Saturday, October 24, 2009

See Hom Swear...

Departmental colloquium: "A Puzzle About Pejoratives"

Prof. Christopher Hom (Texas Tech University)
Friday, October 30, 4:00 PM - PHIL 264

Abstract and draft of the paper available here: http://www.webpages.ttu.edu/chom/Papers.html

Monday, October 12, 2009

"Peterpalooza": RESCHEDULED

Peter Railton (John Stephenson Perrin Professor of Philosophy, University of Michigan)

Public Lecture: "Happiness, Satisfaction, and Morality"
Friday, October 16, 4:00 PM - Engl/Phil LH01 [RESCHEDULED]

Departmental colloquium: "Rationality in Belief and Desire: A Unified Account"
Saturday, October 17, 10:00 AM - Phil 264 [RESCHEDULED]
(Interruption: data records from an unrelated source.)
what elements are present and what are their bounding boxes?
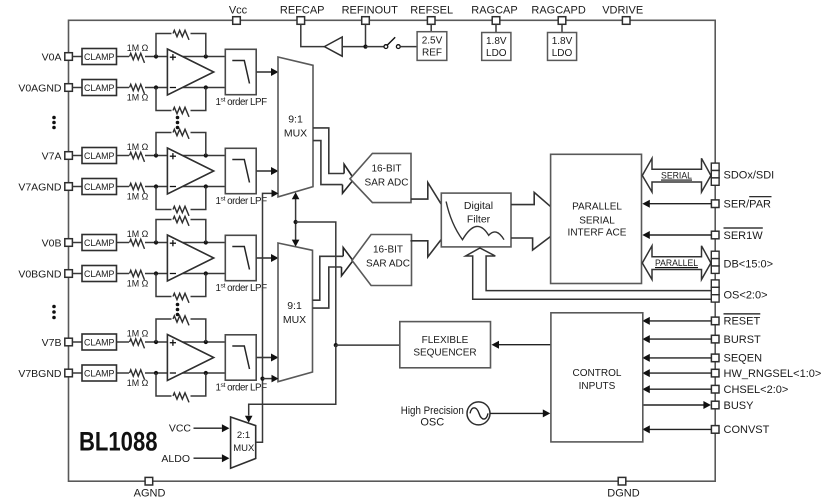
wire resistor to LPF V0A [145,56,225,58]
wire control to sequencer [498,344,551,346]
wire resistor to LPF V7B [145,341,225,343]
wire V0BGND to clamp [72,273,82,275]
lpf box V0 [225,235,256,280]
arrow BUSY out to pin [703,401,711,409]
node dot V7B b [204,340,208,344]
wire ALDO to 2:1 mux [194,457,222,459]
ellipsis dots mid group A [176,116,180,120]
pin V7BGND [65,369,73,377]
chip boundary border [69,20,716,481]
wire OS bus hollow arrow [466,248,712,299]
pin DB stack [711,251,719,258]
wire resistor to LPF V0BGND [145,273,225,275]
wire V7AGND to clamp [72,186,82,188]
svg-text:CLAMP: CLAMP [84,151,115,162]
node dot V0BGND b [204,271,208,275]
feedback resistor top V0B [156,220,172,243]
node dot V0B a [154,240,158,244]
svg-text:SERIAL: SERIAL [661,170,692,180]
wire 2:1 mux output up to muxes [256,193,272,442]
ellipsis dots mid group B [176,303,180,307]
wire RESET to control inputs [645,320,712,322]
wire control inputs to BUSY [643,404,704,406]
wire RAGCAP down [495,24,497,32]
wire V0AGND to clamp [72,87,82,89]
wire switch to 2.5V REF [400,46,417,48]
pin REFCAP [297,17,305,25]
resistor 1M V7AGND [130,183,145,193]
wire node to switch [366,46,385,48]
resistor 1M V7A [130,152,145,162]
pin V0A [65,53,73,61]
pin REFSEL [427,17,435,25]
arrow bus into ADC B [343,248,353,261]
lpf curve [232,61,249,84]
svg-text:SEQUENCER: SEQUENCER [413,348,476,359]
svg-text:PARALLEL: PARALLEL [655,258,698,268]
wire REFINOUT down [365,24,367,46]
wire resistor to LPF V7AGND [145,186,225,188]
arrow lpf to mux [271,167,279,175]
wire SER/PAR to interface [645,203,712,205]
arrow bus into ADC A [344,164,354,179]
svg-text:SERIAL: SERIAL [579,215,615,226]
svg-text:1M Ω: 1M Ω [127,229,149,240]
svg-text:LDO: LDO [552,48,573,59]
feedback resistor bottom V7AGND [156,187,172,210]
op-amp V7 driver [167,148,213,194]
node dot V7B a [154,340,158,344]
resistor 1M V0B [130,239,145,249]
svg-text:CLAMP: CLAMP [84,238,115,249]
resistor 1M V0A [130,53,145,63]
resistor 1M V0AGND [130,84,145,94]
node dot V0AGND b [204,85,208,89]
svg-text:CLAMP: CLAMP [84,337,115,348]
node dot V7A b [204,153,208,157]
wire mux B out 1 [313,256,344,300]
overline RESET [724,313,761,315]
wire branch to mux B 9th input [263,378,272,380]
arrow SEQEN into control inputs [642,354,650,362]
arrow BURST into control inputs [642,335,650,343]
mux B 9:1 [278,243,313,382]
node dot V0B b [204,240,208,244]
pin HW_RNGSEL&lt;1:0&gt; [711,369,719,377]
svg-text:1M Ω: 1M Ω [127,93,149,104]
wire REFCAP to buffer output [301,24,325,46]
feedback resistor bottom V7BGND [156,373,172,396]
wire filter to interface top [511,192,551,206]
pin REFINOUT [362,17,370,25]
op-amp V0 driver [167,49,213,95]
oscillator circle [467,402,490,425]
wire V0A to clamp [72,56,82,58]
pin DGND [618,477,626,485]
block 2.5V REF [417,32,447,61]
switch contact left [384,45,388,49]
svg-text:SAR ADC: SAR ADC [366,259,410,270]
wire lpf to mux [256,257,272,259]
wire clamp to resistor V0A [117,56,130,58]
svg-text:V7B: V7B [42,337,62,349]
wire CONVST to control inputs [645,428,712,430]
svg-text:PARALLEL: PARALLEL [572,201,622,212]
wire V7BGND to clamp [72,372,82,374]
block 1.8V LDO digital [548,33,577,61]
svg-text:BURST: BURST [724,334,762,346]
switch blade [387,37,395,45]
svg-text:CLAMP: CLAMP [84,269,115,280]
node REFINOUT junction [363,45,367,49]
pin RAGCAPD [558,17,566,25]
node dot V0A b [204,54,208,58]
ellipsis dots left group A [52,116,56,120]
pin BUSY [711,401,719,409]
node dot V7BGND a [154,371,158,375]
pin SDOx/SDI stack [711,163,719,170]
clamp box V0BGND [82,266,117,282]
pin V7B [65,338,73,346]
arrow lpf to mux [271,354,279,362]
svg-text:DB<15:0>: DB<15:0> [724,259,774,271]
svg-text:RESET: RESET [724,316,761,328]
wire lpf to mux [256,71,272,73]
digital filter box [441,193,511,247]
wire VCC to 2:1 mux [194,427,222,429]
op-amp plus input [170,155,176,157]
wire V0B to clamp [72,242,82,244]
pin VDRIVE [622,17,630,25]
clamp box V7BGND [82,365,117,381]
arrow VCC into mux [222,424,230,432]
lpf curve [232,160,249,183]
pin CONVST [711,426,719,434]
node dot V0AGND a [154,85,158,89]
node dot V7BGND b [204,371,208,375]
svg-text:LDO: LDO [486,48,507,59]
node dot V0A a [154,54,158,58]
svg-text:16-BIT: 16-BIT [373,245,403,256]
clamp box V0A [82,49,117,65]
op-amp minus input [170,186,176,188]
svg-text:CLAMP: CLAMP [84,52,115,63]
pin AGND [145,477,153,485]
pin BURST [711,335,719,343]
pin RESET [711,317,719,325]
adc A 16-bit SAR [350,153,411,202]
svg-text:V0AGND: V0AGND [18,82,62,94]
clamp box V7B [82,334,117,350]
svg-text:INTERF ACE: INTERF ACE [568,227,627,238]
svg-text:V0BGND: V0BGND [18,268,62,280]
resistor 1M V7BGND [130,370,145,380]
arrow HW_RNGSEL&lt;1:0&gt; into control inputs [642,369,650,377]
node dot between muxes [294,220,298,224]
op-amp V7 driver [167,335,213,381]
svg-text:SER1W: SER1W [724,230,764,242]
arrow CONVST into control inputs [642,425,650,433]
svg-text:9:1: 9:1 [287,300,302,312]
adc B 16-bit SAR [352,235,412,286]
block 1.8V LDO analog [482,33,511,61]
control inputs box [551,313,643,442]
feedback resistor bottom V0BGND [156,274,172,297]
svg-text:V0A: V0A [42,51,62,63]
svg-text:1M Ω: 1M Ω [127,279,149,290]
node dot V7A a [154,153,158,157]
arrow osc into control inputs [543,409,551,417]
svg-text:RAGCAPD: RAGCAPD [531,5,585,17]
overline SER1W [724,227,763,229]
svg-text:REF: REF [422,48,442,59]
svg-text:1M Ω: 1M Ω [127,142,149,153]
resistor 1M V0BGND [130,270,145,280]
lpf curve [232,346,249,369]
wire clamp to resistor V0AGND [117,87,130,89]
arrow RESET into control inputs [642,317,650,325]
svg-text:OSC: OSC [420,417,444,429]
arrow CHSEL&lt;2:0&gt; into control inputs [642,385,650,393]
svg-text:SEQEN: SEQEN [724,353,763,365]
svg-text:V7BGND: V7BGND [18,368,62,380]
svg-text:CLAMP: CLAMP [84,182,115,193]
wire HW_RNGSEL&lt;1:0&gt; to control inputs [645,372,712,374]
svg-text:MUX: MUX [284,128,307,140]
feedback resistor top V7A [156,133,172,156]
svg-text:V7A: V7A [42,150,62,162]
svg-text:OS<2:0>: OS<2:0> [724,289,768,301]
lpf curve [232,247,249,270]
arrow lpf to mux [271,254,279,262]
block arrow SERIAL [642,158,711,192]
svg-text:CLAMP: CLAMP [84,368,115,379]
node dot 9th input branch [260,377,264,381]
svg-text:REFSEL: REFSEL [410,5,453,17]
svg-text:ALDO: ALDO [161,453,190,465]
node dot V7AGND b [204,184,208,188]
svg-text:BL1088: BL1088 [79,427,158,457]
wire REFSEL down [430,24,432,31]
feedback resistor top V0A [156,34,172,57]
arrow ALDO into mux [222,454,230,462]
wire resistor to LPF V7BGND [145,372,225,374]
svg-text:Vcc: Vcc [229,5,248,17]
svg-text:V0B: V0B [42,237,62,249]
svg-text:BUSY: BUSY [724,400,755,412]
svg-text:1.8V: 1.8V [486,36,507,47]
arrow down into mux B [292,240,300,247]
svg-text:SAR ADC: SAR ADC [365,178,409,189]
wire SER1W to interface [645,234,712,236]
svg-text:Digital: Digital [464,200,493,212]
clamp box V0AGND [82,80,117,96]
svg-text:1M Ω: 1M Ω [127,192,149,203]
wire SEQEN to control inputs [645,357,712,359]
svg-text:Filter: Filter [467,214,491,226]
svg-text:RAGCAP: RAGCAP [471,5,517,17]
svg-text:MUX: MUX [283,314,306,326]
wire resistor to LPF V0AGND [145,87,225,89]
wire branch to flexible sequencer [336,344,400,346]
pin RAGCAP [492,17,500,25]
feedback resistor top V7B [156,319,172,342]
arrow 9th input into mux B [272,375,279,383]
wire resistor to LPF V0B [145,242,225,244]
arrow SER/PAR into interface [642,200,650,208]
wire clamp to resistor V0B [117,242,130,244]
svg-text:AGND: AGND [134,488,166,500]
switch contact right [396,45,400,49]
wire clamp to resistor V0BGND [117,273,130,275]
buffer amplifier [324,37,342,56]
feedback resistor bottom V0AGND [156,88,172,111]
svg-text:2.5V: 2.5V [422,36,443,47]
svg-text:MUX: MUX [233,443,255,454]
wire mux A out 2 [313,141,343,185]
svg-text:VCC: VCC [169,422,192,434]
overline PAR [749,196,771,198]
op-amp minus input [170,87,176,89]
svg-text:HW_RNGSEL<1:0>: HW_RNGSEL<1:0> [724,368,822,380]
clamp box V7AGND [82,179,117,195]
svg-text:VDRIVE: VDRIVE [602,5,643,17]
wire RAGCAPD down [561,24,563,32]
wire mux B out 2 [313,267,342,308]
svg-text:CLAMP: CLAMP [84,83,115,94]
svg-text:DGND: DGND [607,488,639,500]
wire osc to control inputs [490,412,544,414]
wire adc A to digital filter [411,183,442,205]
mux 2:1 [231,417,256,468]
svg-text:1M Ω: 1M Ω [127,43,149,54]
svg-text:SDOx/SDI: SDOx/SDI [724,170,775,182]
svg-text:SER/PAR: SER/PAR [724,199,772,211]
wire lpf to mux [256,357,272,359]
svg-text:CONVST: CONVST [724,424,770,436]
op-amp plus input [170,242,176,244]
pin V7A [65,152,73,160]
wire V7A to clamp [72,155,82,157]
pin OS stack [711,280,719,287]
svg-text:16-BIT: 16-BIT [371,164,401,175]
wire filter to interface bottom [511,236,551,250]
wire clamp to resistor V7B [117,341,130,343]
pin CHSEL&lt;2:0&gt; [711,385,719,393]
svg-text:INPUTS: INPUTS [579,381,616,392]
resistor 1M V7B [130,339,145,349]
wire buffer input to REFINOUT node [342,46,365,48]
svg-text:CONTROL: CONTROL [573,368,622,379]
arrow into 2:1 mux top [245,416,253,423]
op-amp minus input [170,372,176,374]
mux A 9:1 [278,57,313,197]
ellipsis dots left group B [52,305,56,309]
arrow lpf to mux [271,68,279,76]
parallel serial interface box [551,154,642,283]
svg-text:High Precision: High Precision [401,405,464,417]
svg-text:1.8V: 1.8V [552,36,573,47]
lpf box V0 [225,49,256,94]
lpf box V7 [225,335,256,380]
pin SEQEN [711,354,719,362]
pin V0AGND [65,84,73,92]
pin V0BGND [65,270,73,278]
svg-text:9:1: 9:1 [288,114,303,126]
wire resistor to LPF V7A [145,155,225,157]
svg-text:CHSEL<2:0>: CHSEL<2:0> [724,384,789,396]
wire mux A out 1 [313,128,344,174]
arrow into sequencer [492,341,500,349]
op-amp V0 driver [167,235,213,281]
node dot V0BGND a [154,271,158,275]
op-amp plus input [170,56,176,58]
wire mux node to sequencer branch [296,222,336,345]
svg-text:V7AGND: V7AGND [18,181,62,193]
clamp box V7A [82,148,117,164]
block arrow PARALLEL [642,246,711,280]
wire shared input between muxes [295,198,297,246]
pin SER/PAR [711,200,719,208]
svg-text:2:1: 2:1 [237,430,250,441]
pin SER1W [711,231,719,239]
node dot sequencer branch [334,343,338,347]
pin V7AGND [65,183,73,191]
wire BURST to control inputs [645,338,712,340]
svg-text:REFINOUT: REFINOUT [342,5,399,17]
svg-text:1M Ω: 1M Ω [127,378,149,389]
node dot V7AGND a [154,184,158,188]
arrow 9th input into mux A [272,190,279,198]
wire V7B to clamp [72,341,82,343]
wire lpf to mux [256,170,272,172]
filter response curve [446,202,504,240]
wire CHSEL&lt;2:0&gt; to control inputs [645,388,712,390]
pin V0B [65,239,73,247]
svg-text:FLEXIBLE: FLEXIBLE [422,335,469,346]
wire branch down to 2:1 mux [249,345,336,415]
lpf box V7 [225,148,256,193]
wire clamp to resistor V7BGND [117,372,130,374]
arrow up into mux A [292,192,300,199]
svg-text:REFCAP: REFCAP [280,5,325,17]
op-amp plus input [170,342,176,344]
clamp box V0B [82,235,117,251]
wire clamp to resistor V7A [117,155,130,157]
wire adc B to digital filter [410,240,441,257]
pin Vcc [233,17,241,25]
svg-text:1M Ω: 1M Ω [127,329,149,340]
op-amp minus input [170,273,176,275]
oscillator sine wave [470,408,488,419]
flexible sequencer box [400,322,491,368]
arrow SER1W into interface [642,231,650,239]
wire clamp to resistor V7AGND [117,186,130,188]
Because of flight delays, Prof. Railton will not be able to present on Thursday night, and will instead give his public talk on Friday afternoon.

Hope you can join us!

Tuesday, September 22, 2009

Fall Colloquia Series

The 2009-2010 Philosophy Colloquia Series is now underway, and we have some great talks lined up this semester!


Niko Kolodny, U.C. Berkeley, Oct 1-2
Peter Railton, U. of Michigan, Oct 15-16
Christopher Hom, Texas Tech, Oct 30
Darren Hudson Hick, Texas Tech, Nov 13
David Miguel Gray, Texas Tech, Dec 4

Check the link below for times and locations:

Wednesday, April 01, 2009

Philosophy Grad Conference in Metaethics

The Texas Tech Philosophy Third Annual Graduate Student Conference on metaethics kicks off this Friday, April 3.  Graduate students from around the country will be presenting papers, and many of our own graduate students will be commenting.  The keynote speaker will be Geoffrey Sayre-McCord from UNC-Chapel Hill.  You can access Prof. Sayre-McCord's website here:

http://philosophy.unc.edu/smccord.htm

And the conference schedule here:

http://www.philosophy.ttu.edu/dept/GradConf2009.doc

The Stanford Encyclopedia entry on metaethics would also be something useful to look at:

http://plato.stanford.edu/entries/metaethics/

Hope to see you there!

Monday, February 23, 2009

Beginning Philosophy

Plato, Descartes, Locke, Hume, Reid, Armstrong... discuss away. And good luck on your first philosophy exam.

Tuesday, January 13, 2009

Active Learning?

If you were a student in my teaching seminar last semester, I know you are already shuddering at the post's title. Take a look at this NY Times article about active learning in intro physics classes at MIT (& other schools)--then take a look at the comments, especially the ones from MIT students who actually have to take those "TEAL" classes: they tell very different stories. Is the new style of classroom and teaching the way to go? How do we know what's the best teaching method?